Department of Mechanical Engineering, National Chung Hsing University, Taichung City 402, Taiwan.
AU Optronics Corporation, Taichung 407, Taiwan.
Sensors (Basel). 2021 Jun 7;21(11):3929. doi: 10.3390/s21113929.
This study discusses convolutional neural networks (CNNs) for vibration signals analysis, including applications in machining surface roughness estimation, bearing faults diagnosis, and tool wear detection. The one-dimensional CNNs (1DCNN) and two-dimensional CNNs (2DCNN) are applied for regression and classification applications using different types of inputs, e.g., raw signals, and time-frequency spectra images by short time Fourier transform. In the application of regression and the estimation of machining surface roughness, the 1DCNN is utilized and the corresponding CNN structure (hyper parameters) optimization is proposed by using uniform experimental design (UED), neural network, multiple regression, and particle swarm optimization. It demonstrates the effectiveness of the proposed approach to obtain a structure with better performance. In applications of classification, bearing faults and tool wear classification are carried out by vibration signals analysis and CNN. Finally, the experimental results are shown to demonstrate the effectiveness and performance of our approach.

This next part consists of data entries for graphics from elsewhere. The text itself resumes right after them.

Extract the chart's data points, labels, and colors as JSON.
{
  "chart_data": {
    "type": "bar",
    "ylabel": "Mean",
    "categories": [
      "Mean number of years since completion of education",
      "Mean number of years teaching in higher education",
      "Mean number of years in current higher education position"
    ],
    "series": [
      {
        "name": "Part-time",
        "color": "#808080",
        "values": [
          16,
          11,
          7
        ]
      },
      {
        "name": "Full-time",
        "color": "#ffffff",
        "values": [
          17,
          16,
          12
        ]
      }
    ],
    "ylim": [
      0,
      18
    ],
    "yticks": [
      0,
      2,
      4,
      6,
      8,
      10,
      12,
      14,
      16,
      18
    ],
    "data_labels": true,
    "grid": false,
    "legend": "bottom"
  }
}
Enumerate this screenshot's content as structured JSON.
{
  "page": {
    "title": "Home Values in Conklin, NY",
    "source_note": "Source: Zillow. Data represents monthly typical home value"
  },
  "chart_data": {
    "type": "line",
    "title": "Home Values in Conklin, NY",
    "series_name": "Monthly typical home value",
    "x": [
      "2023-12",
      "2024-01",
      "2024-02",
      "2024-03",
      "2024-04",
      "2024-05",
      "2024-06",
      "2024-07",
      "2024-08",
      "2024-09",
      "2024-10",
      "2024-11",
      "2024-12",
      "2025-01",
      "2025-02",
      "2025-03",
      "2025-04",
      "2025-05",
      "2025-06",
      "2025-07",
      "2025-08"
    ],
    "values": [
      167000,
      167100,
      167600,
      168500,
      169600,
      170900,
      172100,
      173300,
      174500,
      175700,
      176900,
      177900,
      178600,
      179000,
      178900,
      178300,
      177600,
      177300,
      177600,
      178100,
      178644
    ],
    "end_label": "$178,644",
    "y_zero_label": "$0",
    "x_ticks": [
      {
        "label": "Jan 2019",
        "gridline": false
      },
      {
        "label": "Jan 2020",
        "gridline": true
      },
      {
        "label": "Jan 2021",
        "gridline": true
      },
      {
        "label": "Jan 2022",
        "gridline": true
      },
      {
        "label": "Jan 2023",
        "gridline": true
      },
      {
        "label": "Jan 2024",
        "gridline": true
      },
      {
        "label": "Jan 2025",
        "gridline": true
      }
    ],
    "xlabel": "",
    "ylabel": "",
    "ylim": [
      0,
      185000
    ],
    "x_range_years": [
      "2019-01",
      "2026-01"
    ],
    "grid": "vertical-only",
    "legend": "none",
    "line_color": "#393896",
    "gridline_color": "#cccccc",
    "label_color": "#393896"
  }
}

本研究讨论了卷积神经网络(CNN)在振动信号分析中的应用,包括在加工表面粗糙度估计、轴承故障诊断和刀具磨损检测中的应用。一维卷积神经网络(1DCNN)和二维卷积神经网络(2DCNN)分别应用于回归和分类应用,使用不同类型的输入,例如原始信号和通过短时傅里叶变换得到的时频谱图像。在回归和加工表面粗糙度估计的应用中,使用了一维卷积神经网络,并通过均匀实验设计(UED)、神经网络、多元回归和粒子群优化来提出相应的 CNN 结构(超参数)优化。结果表明,该方法能够获得性能更好的结构。在分类应用中,通过振动信号分析和 CNN 进行了轴承故障和刀具磨损分类。最后,展示了实验结果,以证明我们方法的有效性和性能。